2005N-0345 Drug Approvals: Circumstances under which an active ingredient may be simultaneously marketed in both a prescription drug product and an over-the-counter drug product
FDA Comment Number : EC1935
Submitter : Dr. Susan Dudley Date & Time: 10/31/2005 04:10:39
Organization : Dr. Susan Dudley
Category : Individual Consumer
Issue Areas/Comments
1
A. Should FDA initiate a rulemaking to codify its interpretation of section 503(b) of the action regarding when an active ingredient can be simultaneously marketed in both prescription drug product and an OTC drug product?
NO
1.
A. Should FDA initiate a rulemaking to codify its interpretation of section 503(b) of the act regarding when an active ingredient can be simultaneously market in both a prescription drug product and an OTC drug product?
NO
B. Is there significant confusion regarding FDA's interpretation of section 503(b) of the act?
NO
C. If so, would a rulemaking on this issue help dispet that confusion?
Rulemaking is not needed.
2
A. If FDA limited sale of an OTC product to a particular subpopulation, e.g., by making the product available to the subpopulation by prescription only, would FDA be able to enforce such a limitation as a matter of law?
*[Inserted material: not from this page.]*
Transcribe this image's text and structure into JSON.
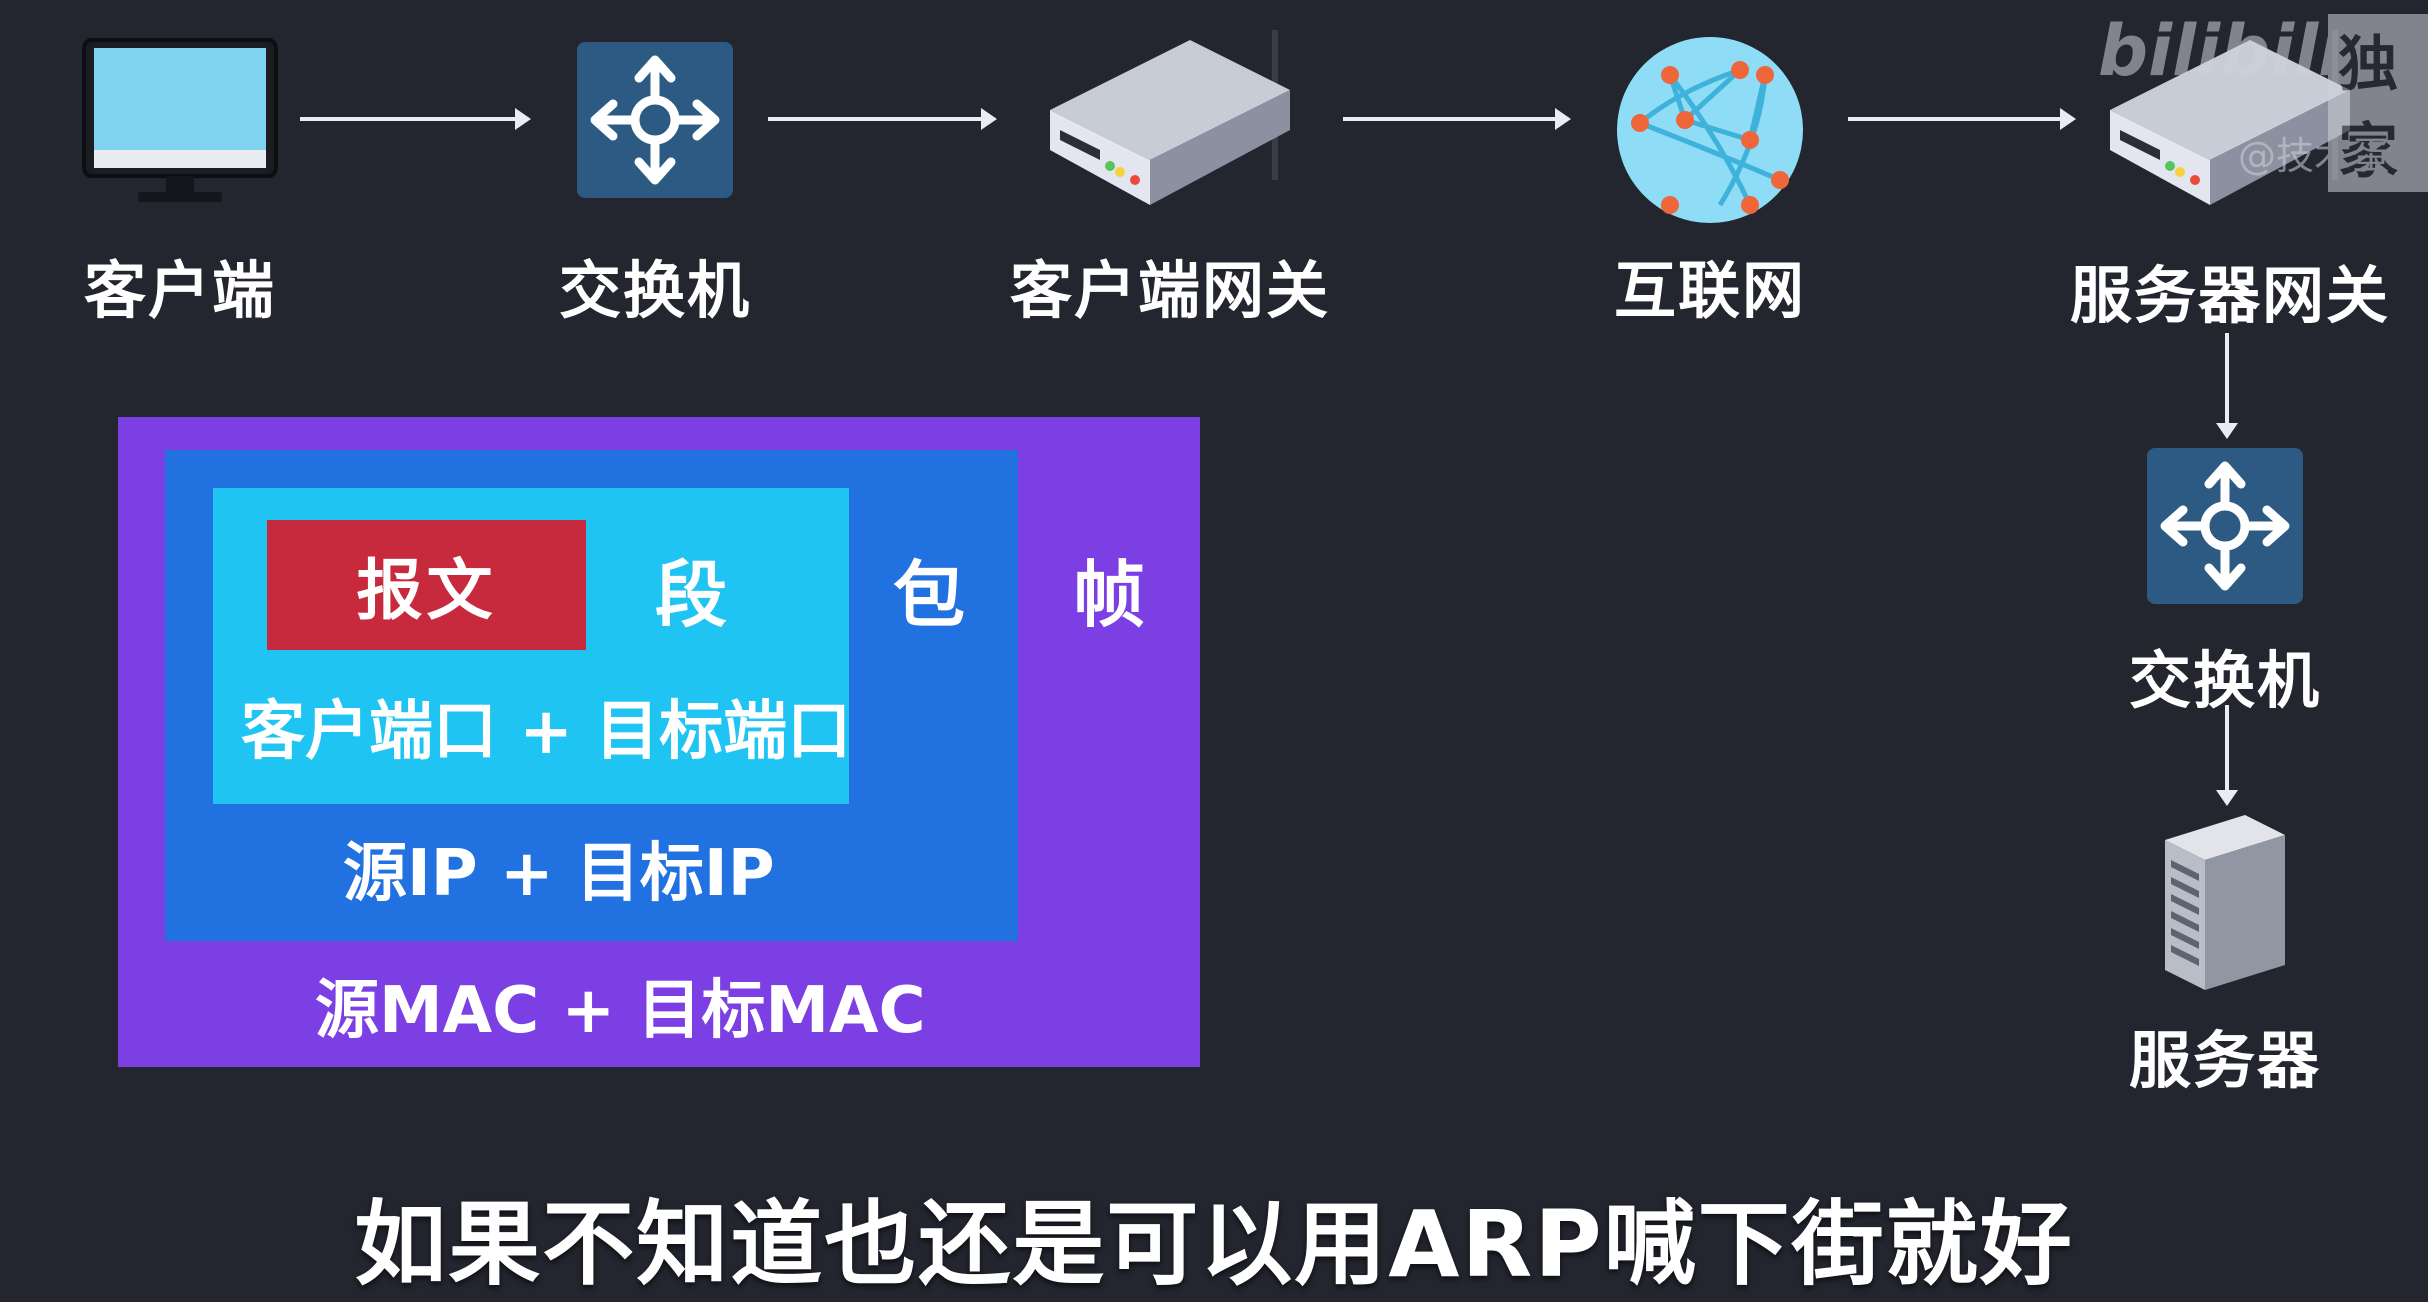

Cigarettes, alcohol, nicotine patches are legally available only to people over set ages. Pharmacy sales regulation is NOT the function of the FDA.
B. If it could, would it be able to do so as practical matter and, if so, how?
Pharmacy sales regulation is NOT the function of the FDA.
3
A. Assuming it is legal to market the same active ingredient in both a prescription and OTC product, may the different products be legally sold in the same package?
YES
B. If the two products may be lawfully sold in a single package, under what circumstances would it be inappropriate to do so?
NONE
GENERAL
GENERAL
There is no excuse for this delay in granting OTC status to PLAN B. SCIENCE, not ideology must dictate the actions of the FDA or the AGENCY BECOMES A SHAM and NO DECISIONS IT MAKES WILL BE TRUSTWORTHY.